At issue if whether we use DONTCACHE's drop-behind semantic or not.
That drop-behind is clearly unhelpful for the ends of each streaming
unaligned WRITE.

The page cache is beneficial for NFSD_IO_DIRECT's subpage writes on
either end of a DIO aligned middle (at most 2 pages left in page cache
for unaligned IO).  So _not_ using DONTCACHE is a key point of the
hybrid IO model NFSD_IO_DIRECT provides for handling unaligned IO.

> > Either way a tweak to suddenly use cached buffered I/O when the mode
> > asks for direct should have a comment explaining the justification
> > and explain the rationale instead of rushing it in.

Use of cached buffered wasn't sudden or rushing -- it restores a key
original design point of NFSD_IO_DIRECT (from back in July/August).

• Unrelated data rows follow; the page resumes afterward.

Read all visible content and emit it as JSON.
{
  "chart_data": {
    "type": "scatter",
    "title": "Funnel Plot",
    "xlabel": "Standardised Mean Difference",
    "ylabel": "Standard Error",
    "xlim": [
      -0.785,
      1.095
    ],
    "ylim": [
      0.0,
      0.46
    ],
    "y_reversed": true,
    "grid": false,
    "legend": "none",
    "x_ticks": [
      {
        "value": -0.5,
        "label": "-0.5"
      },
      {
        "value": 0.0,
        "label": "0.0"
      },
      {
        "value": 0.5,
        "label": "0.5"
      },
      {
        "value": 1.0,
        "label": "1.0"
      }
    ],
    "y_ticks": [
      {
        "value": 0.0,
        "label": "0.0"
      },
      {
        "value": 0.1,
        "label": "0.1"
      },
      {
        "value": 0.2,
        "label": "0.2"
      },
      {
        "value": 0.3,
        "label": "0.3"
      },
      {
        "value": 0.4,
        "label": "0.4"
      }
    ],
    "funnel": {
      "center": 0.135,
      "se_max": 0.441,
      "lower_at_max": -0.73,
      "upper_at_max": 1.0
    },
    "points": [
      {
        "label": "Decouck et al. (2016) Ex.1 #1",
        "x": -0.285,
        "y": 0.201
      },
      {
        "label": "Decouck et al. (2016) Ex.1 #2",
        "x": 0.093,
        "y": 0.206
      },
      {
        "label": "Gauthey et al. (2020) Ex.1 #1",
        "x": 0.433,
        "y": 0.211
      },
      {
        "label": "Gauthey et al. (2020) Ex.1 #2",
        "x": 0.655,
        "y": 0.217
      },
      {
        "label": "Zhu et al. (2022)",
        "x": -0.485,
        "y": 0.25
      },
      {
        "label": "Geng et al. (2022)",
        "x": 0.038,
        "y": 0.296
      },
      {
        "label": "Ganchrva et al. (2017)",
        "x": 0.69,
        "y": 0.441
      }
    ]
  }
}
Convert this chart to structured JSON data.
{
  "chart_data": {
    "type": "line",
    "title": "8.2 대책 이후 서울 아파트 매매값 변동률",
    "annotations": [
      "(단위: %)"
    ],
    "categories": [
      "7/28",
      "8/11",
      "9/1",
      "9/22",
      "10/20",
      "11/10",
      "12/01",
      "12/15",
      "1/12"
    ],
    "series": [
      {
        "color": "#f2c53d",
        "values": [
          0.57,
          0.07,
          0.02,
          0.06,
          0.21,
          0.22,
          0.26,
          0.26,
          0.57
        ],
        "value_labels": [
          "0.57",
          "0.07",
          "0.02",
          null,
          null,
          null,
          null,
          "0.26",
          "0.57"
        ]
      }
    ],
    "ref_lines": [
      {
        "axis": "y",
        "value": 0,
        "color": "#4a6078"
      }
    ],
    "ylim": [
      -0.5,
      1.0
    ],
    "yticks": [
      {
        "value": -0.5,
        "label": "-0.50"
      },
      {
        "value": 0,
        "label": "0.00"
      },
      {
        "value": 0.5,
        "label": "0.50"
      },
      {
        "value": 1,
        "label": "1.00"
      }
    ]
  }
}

While I can appreciate your confusion, given NFSD_IO_DIRECT's intent
of avoiding caching, DONTCACHE's ability to preserve the general
"avoid caching" semantic of O_DIRECT is really besides the point
because... NFSD_IO_DIRECT does need to use the page cache for its
unaligned end segments _and_ it actually benefits from page caching.

And I completely agree this needs a comment. Hopefully adding
something like the collowing comment before "return nsegs" in
nfsd_write_dio_iters_init() helps:

/*
 * Normal buffered IO is used for the unaligned prefix/suffix
 * because these subpage writes can benefit from the page cache
 * (e.g. for optimally handling streaming unaligned WRITEs).
 */

> Agreed. The cover letter noted that this is still controversial.

Only see this, must be missing what you're referring to:

  Changes since v9:
  * Unaligned segments no longer use IOCB_DONTCACHE